Mauvais commencement

Mauvais commencement

Parce que ce n’était pas ainsi
(ni c’est ainsi) :
La lune n’éclairait pas compatissante le spectacle
des chasseurs dans la neige de Brueghel,
comme elle n’éclairait pas avec la même compassion la mauvaise haleine
du rêve où un champ blanc
continuait jusqu’à la fin du monde (s’il est vrai que cela termine),
ni encore moins l’équation que faisait un enfant, de l’autre côté du
monde, dans sa classe de mathématiques,
sous un regard décoloré de maître
aussi décoloré et aveugle
      qu’un ciel d’hiver
      décoloré et aveugle
avec des chasseurs qui vont nulle part, couverts par leurs
chiens décharnés
sombres comme eux
aussi aveugles
aussi décolorés
qu’eux.
J’ai dit :
Parce que ce n’était pas ainsi
parce que ce n’est pas ainsi :
il y a plus de choses dans le ciel et sur la terre, Horace,
que quelques chasseurs peints,
qu’une mécanique si calme de ce qui se dissout
de
ce
qui
se
      dissout.

Liliana Díaz Mindurry (Argentine)

Une réflexion sur « Mauvais commencement »

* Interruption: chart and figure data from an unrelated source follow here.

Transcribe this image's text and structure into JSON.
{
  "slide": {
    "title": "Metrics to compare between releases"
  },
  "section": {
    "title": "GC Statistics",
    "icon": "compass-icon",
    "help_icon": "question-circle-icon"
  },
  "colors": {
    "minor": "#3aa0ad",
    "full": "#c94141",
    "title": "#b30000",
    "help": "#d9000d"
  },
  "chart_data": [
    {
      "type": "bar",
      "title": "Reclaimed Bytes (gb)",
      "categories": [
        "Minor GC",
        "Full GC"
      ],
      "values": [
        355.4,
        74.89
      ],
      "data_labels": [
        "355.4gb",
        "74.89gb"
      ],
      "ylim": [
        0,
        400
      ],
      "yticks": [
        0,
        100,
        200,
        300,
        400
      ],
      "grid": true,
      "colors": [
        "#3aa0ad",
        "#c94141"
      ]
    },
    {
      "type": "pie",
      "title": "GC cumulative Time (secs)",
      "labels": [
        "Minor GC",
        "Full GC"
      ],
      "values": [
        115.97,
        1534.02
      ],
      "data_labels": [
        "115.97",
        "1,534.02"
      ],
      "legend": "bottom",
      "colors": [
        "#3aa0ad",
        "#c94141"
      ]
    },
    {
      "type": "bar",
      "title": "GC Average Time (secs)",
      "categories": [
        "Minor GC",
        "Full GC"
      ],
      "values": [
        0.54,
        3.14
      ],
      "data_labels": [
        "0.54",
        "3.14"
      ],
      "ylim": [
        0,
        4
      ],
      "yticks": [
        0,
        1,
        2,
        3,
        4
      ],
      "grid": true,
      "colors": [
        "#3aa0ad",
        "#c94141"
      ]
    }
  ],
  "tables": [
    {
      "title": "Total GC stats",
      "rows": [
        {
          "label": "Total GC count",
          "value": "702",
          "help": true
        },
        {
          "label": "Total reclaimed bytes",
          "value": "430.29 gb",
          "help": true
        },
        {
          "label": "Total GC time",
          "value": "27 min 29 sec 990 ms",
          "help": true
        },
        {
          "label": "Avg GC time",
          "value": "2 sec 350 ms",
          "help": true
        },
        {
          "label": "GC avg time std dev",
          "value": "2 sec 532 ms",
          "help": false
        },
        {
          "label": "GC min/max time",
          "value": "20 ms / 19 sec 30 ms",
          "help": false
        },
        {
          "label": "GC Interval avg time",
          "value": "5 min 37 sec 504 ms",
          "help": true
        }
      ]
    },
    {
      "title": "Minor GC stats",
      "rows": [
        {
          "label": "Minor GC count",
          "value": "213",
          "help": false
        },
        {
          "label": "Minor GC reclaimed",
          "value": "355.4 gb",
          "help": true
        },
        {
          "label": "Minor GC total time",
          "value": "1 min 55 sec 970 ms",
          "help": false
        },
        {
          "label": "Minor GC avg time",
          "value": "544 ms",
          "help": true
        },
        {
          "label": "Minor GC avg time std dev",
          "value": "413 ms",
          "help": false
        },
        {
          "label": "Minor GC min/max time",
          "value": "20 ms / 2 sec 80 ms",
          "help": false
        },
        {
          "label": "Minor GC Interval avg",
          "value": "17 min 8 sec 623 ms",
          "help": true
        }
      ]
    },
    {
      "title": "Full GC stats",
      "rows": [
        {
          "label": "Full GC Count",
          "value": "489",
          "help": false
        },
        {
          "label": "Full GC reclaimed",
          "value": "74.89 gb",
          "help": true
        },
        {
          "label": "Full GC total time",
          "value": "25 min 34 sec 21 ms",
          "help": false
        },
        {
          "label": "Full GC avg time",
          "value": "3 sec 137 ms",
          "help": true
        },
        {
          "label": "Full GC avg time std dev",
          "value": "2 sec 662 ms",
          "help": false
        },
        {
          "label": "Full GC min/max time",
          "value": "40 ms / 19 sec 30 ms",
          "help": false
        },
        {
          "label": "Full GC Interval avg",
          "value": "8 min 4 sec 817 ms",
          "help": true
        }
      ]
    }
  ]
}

  1. Le poème de Liliana Diaz Mindurry en Argentina rejoint peut-être ce nouveau livre printanier et réjouissant , rencontré lors d’une Escale du Livre 2017 , Olympique toujours.
    Mais escale particulièrement émouvante aussi, dans un contexte criant d’intolérable & insoutenables réalités ici ou là.

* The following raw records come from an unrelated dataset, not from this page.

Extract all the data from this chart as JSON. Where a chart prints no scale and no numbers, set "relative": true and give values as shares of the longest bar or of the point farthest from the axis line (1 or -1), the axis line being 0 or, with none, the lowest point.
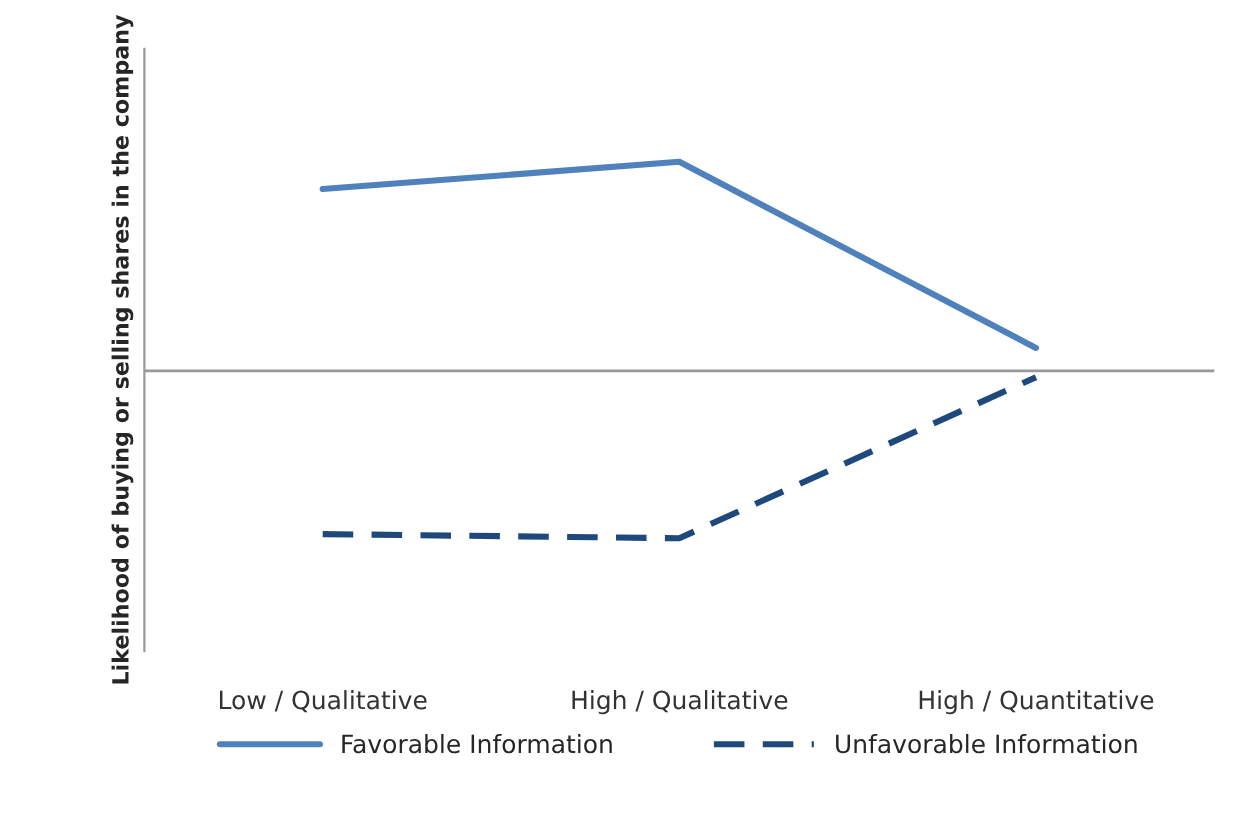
{
  "chart_data": {
    "type": "line",
    "relative": true,
    "ylabel": "Likelihood of buying or selling shares in the company",
    "categories": [
      "Low / Qualitative",
      "High / Qualitative",
      "High / Quantitative"
    ],
    "series": [
      {
        "name": "Favorable Information",
        "color": "#4f81bd",
        "values": [
          0.87,
          1,
          0.11
        ],
        "line_style": "solid"
      },
      {
        "name": "Unfavorable Information",
        "color": "#1f497d",
        "values": [
          -0.78,
          -0.8,
          -0.03
        ],
        "line_style": "dashed"
      }
    ],
    "legend": "bottom",
    "grid": false,
    "marker": "none"
  }
}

     » Pieter Bruegel était un homme pas très grand avec une prestance certaine » raconte l’auteur -peintre Jean -Michel Bénier , édité chez ZERAQ à Bordeaux.
    Bruegel galopait D’Anvers à Venise , faisant route , dans un même élan pour raconter l’usage du monde , dans ce  » grand tour  » , notamment sur ces chemins d’Europe et l’écrivain admiratif ,
    Jean -Michel Bénier lui court après . Bruegel le surnomme  » Bambino » !
    L’auteur nous embarque lentement & joyeusement dans son grand tour où il nous donne foule de détails sur son peintre tant aimé.
    Pourquoi Bruegel ?
    « Parce qu’il part et il revient le même  »
    « Parce qu’il est le peintre du peuple. »
    C’est aussi pour cela que je plonge dans ses tableaux , au Prado et ailleurs
    Fils & Père : leur récits picturaux nous ont enseigné beaucoup.
    Bruegel est un des premiers peintres à avoir peint la montagne , le Val D’Aoste
     » La mauvaise saison « .
    Et au détour de ce voyage initiatique , dans La Villa des Évêques ( cherchez donc où elle se trouve …) , l’auteur va voir une fresque de Bruegel réalisée avec un autre compagnon flamand , plus exercé à l’art des peintures murales  » a fresco ». A fresco
    c’est dire : peinture à la chaux sur les murs frais , peinture très technique car il faut peindre très vite dans ce frais.

    On découvre aussi dans ce beau livre initiatique ( par procuration , en attendant de chausser ses godillots usés ) l’autre Bruegel , fils de , et que Pieter découvre avec l’écrivain à Besançon
    Le temps d’à peine 4 siècles séparent Bruegel & Bénier , mais ils nous prouvent combien l’Europe est celle des êtres en mouvement et pas seulement celle des économies virulentes, défaillantes et déshumanisées.
    Et je pense aux marcheurs de Compostelle et autres optimistes incurables, et vice versa , aux fatigués qui se soignent en marchant, aux utopies sur les chemins sinueux , aux échanges sans frontières pas par nécessité, ou fuite mais par curiosité de l’autre et joie de se découvrir .
    Les bambini d’Erasmus sont / seront notre espoir d’un monde plus beau
    Peut-être .

    Et bien sûr regarder le sublime film vu à Utopia ( en 2014? 2015? …) :
    La Croix et le Moulin
    Chef d’œuvre .
    Autre plongée fantastique dans l’univers réel de Bruegel, du temps des españols ( très rouges sang) en terres flamandes.